This repository contains codes for training Chinese news classification models and the User interface which allows users to input Chinese texts(news) and predict a label.
First, create an environment and install packages using environment.yml with anaconda.
Download environment.yml, and create a new environment.
In the command line, type:
conda env create --name your_envname -f environment.yml
For example,
conda env create --name nlptask -f /Users/downloads/environment.yml
Then, conda activate your_envname (in the example, conda activate nlptask)
Please go to this dataset repository and download the Chinanews dataset. Chinanews dataset has 7 categories: 'mainland China politics', 'Taiwan - Hong Kong- Macau politics', 'International news','financial news','culture','entertainment','sports'.
Both training dataset and testing dataset are required. Rename the training dataset file to 'Chinanews_train.csv',
and the test dataset file to 'Chinanews_test.csv'.

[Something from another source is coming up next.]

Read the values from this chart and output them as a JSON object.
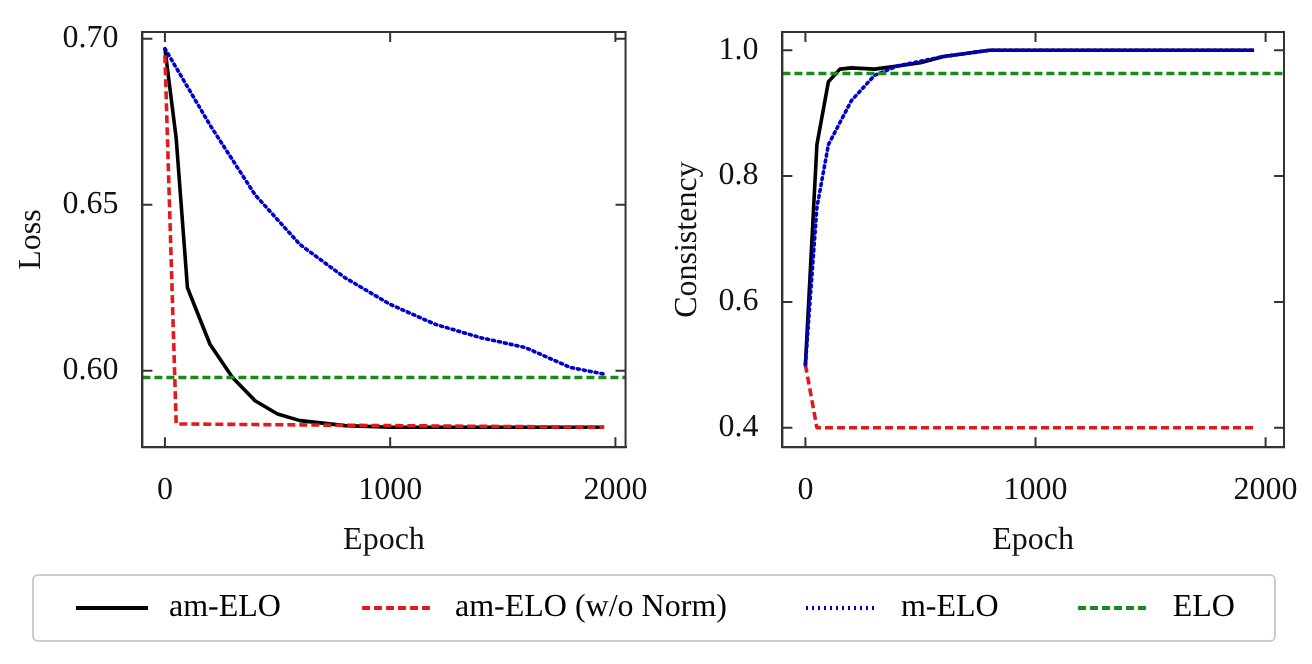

Download Fasttext's Pre-trianed Chinese vector model at fasttext.
In the Models section, find 'Chinese' select 'bin' format file.

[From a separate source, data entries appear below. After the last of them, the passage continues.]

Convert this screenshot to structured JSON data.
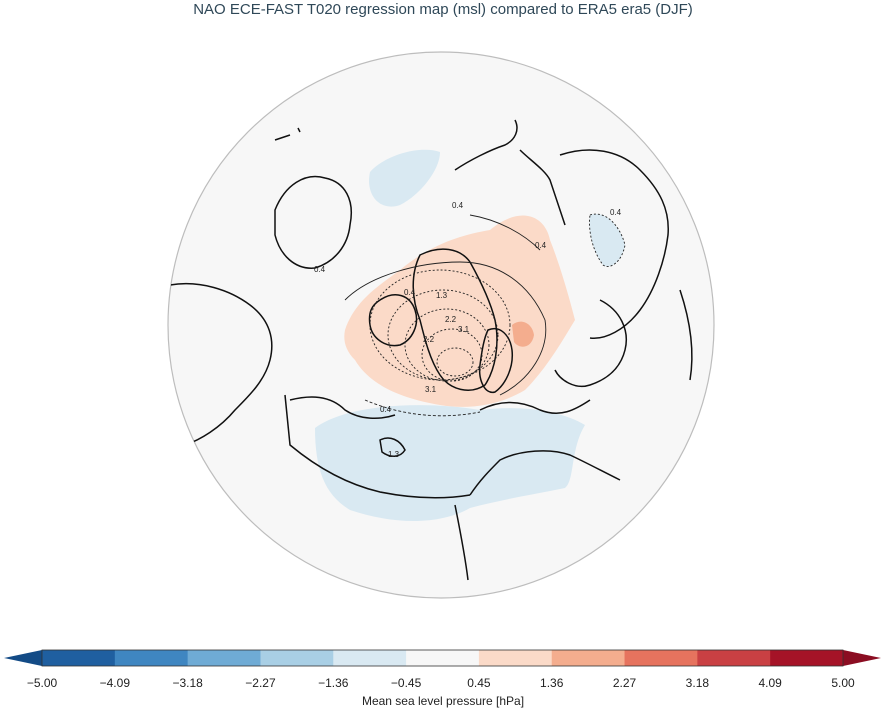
{
  "title": "NAO ECE-FAST T020 regression map (msl) compared to ERA5 era5 (DJF)",
  "colorbar": {
    "label": "Mean sea level pressure [hPa]",
    "ticks": [
      "−5.00",
      "−4.09",
      "−3.18",
      "−2.27",
      "−1.36",
      "−0.45",
      "0.45",
      "1.36",
      "2.27",
      "3.18",
      "4.09",
      "5.00"
    ],
    "colors": [
      "#1f5fa0",
      "#3f86c1",
      "#6fabd5",
      "#a9cfe5",
      "#d9e9f2",
      "#f7f7f7",
      "#fbdac8",
      "#f4ad8e",
      "#e6735e",
      "#c94043",
      "#a51327"
    ],
    "under_color": "#134b86",
    "over_color": "#8b0d22"
  },
  "contour_labels": [
    "0.4",
    "0.4",
    "0.4",
    "0.4",
    "0.4",
    "1.3",
    "2.2",
    "2.2",
    "3.1",
    "3.1",
    "1.3",
    "0.4"
  ]
}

Download the file to a folder and unzip it.
Now you can find a 'cc.zh.300.bin' file in the folder.
(1)Training LR, SVM and NB classifier With Fasttext's pre-trained word vectors
The model will be saved as output.
| code | expected output(saved model) |
|---|---|
| LR_pretrained_segmented.py | LR_pretrained_segmented_model.sav |
| svm_pretrained_segmented.py | svm_pretrained_segmented_model.sav |
| NB_pretrained_segmented.py | nb_pretrained_segmented_model.sav |
(2)Train a word vector model using the Chinanews Dataset
Run Chinese2vec.py, this step will generate a model called 'Chinanews_word2vec.model'.
(3)Training LR, SVM and NB classifier uisng the 'Chinanews_word2vec.model'
| code | expected output(saved model) |
|---|---|
| LR_word2vec_segmented.py | LR_word2vec_segmented_model.sav |
| svm_word2vec_segmented.py | svm_word2vec_segmented_model.sav |
| NB_word2vec_segmented.py | nb_word2vec_segmented_model.sav |
Check out the video showing how the UI works here!
Before using the 'GUI.py' code,
you can either run the LR_pretrained_segmented.py, svm_pretrained_segmented.py and save your classification model,
Or you can go to our pre-trained classification model, download 'LR_pretrained_segmented_model.sav' and 'svm_pretrained_segmented_model.sav'.
The pre-trained classification models are trained on 56000 pieces of Chinese news, each category 8000 piece.